A CHANGING REGIME OF MANAGEMENT As personal confrontation was eliminated, a paternalistic regime of management had been maintained, i.e., exchanging favours between the two parts, based on personal relationships, long tenures and loyalty. The new legislation and the extent of employment crisis leads to the establishment of a new regime, that of authoritarian management in which management appears as an undisputed power, limited only by external factors. Within this context industrial relations, collective bargaining and social dialogue seem to be words void of any meaning
TWO ILLUMINATING EXAMPLES The conclusion of a sectorial collective agreement in summer 2012 The conclusion of a national general collective agreement in May 2013
MORE THAN ONE CAMP Traditionally in national bargaining procedures there had never be a clear cut division between employers and employees. Small and medium enterprises, represented by GESEVEE and ESSE, have been occupying an intermediate position, leaning towards employees’ demands on wage issues.
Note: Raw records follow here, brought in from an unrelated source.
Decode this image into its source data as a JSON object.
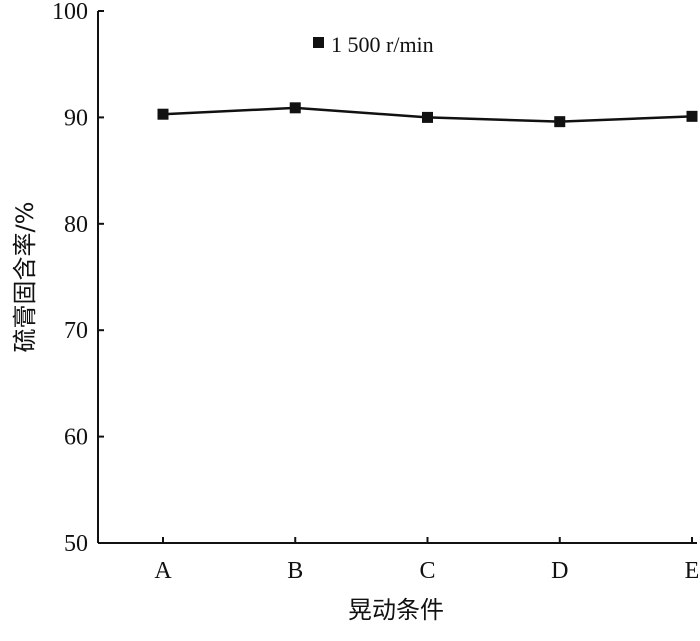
{
  "chart_data": {
    "type": "line",
    "title": "",
    "xlabel": "晃动条件",
    "ylabel": "硫膏固含率/%",
    "categories": [
      "A",
      "B",
      "C",
      "D",
      "E"
    ],
    "ylim": [
      50,
      100
    ],
    "yticks": [
      "50",
      "60",
      "70",
      "80",
      "90",
      "100"
    ],
    "series": [
      {
        "name": "1 500 r/min",
        "values": [
          90.3,
          90.9,
          90.0,
          89.6,
          90.1
        ]
      }
    ],
    "legend": "top-center",
    "grid": false,
    "colors": {
      "line": "#111111",
      "marker": "#111111"
    }
  }
}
It seems that nowadays a more clear cut division to be established between social partners representing large enterprises and those representing small and medium firms.
ON THE STATE OF SOCIAL DIALOGUE Social partners appear to be confused, frustrated, disappointed and practically incapable to contribute to an alternative strategy for economic reconstruction. Though most of them have openly opposed wage reductions and all of them anticipate that such reductions have negative effects on the prospects of economic recovery, they are reluctant to demand for a full restoration of social dialogue procedures and of collective bargaining at national level.
ON THE STATE OF SOCIAL DIALOGUE 2 Social partners representing employers are counting the possibility of a large scale exit of members from their organisation, if wage issues are not settled to their members’ short-term conceptions, i.e., a defensive stand of survival through wage reductions. Internal conflicts may arise in the near future, especially in the trade unions, as traditional party affiliations are jeopardised. Institutional settings, instead of providing a solid ground for much needed compromise, have created a labour market jungle.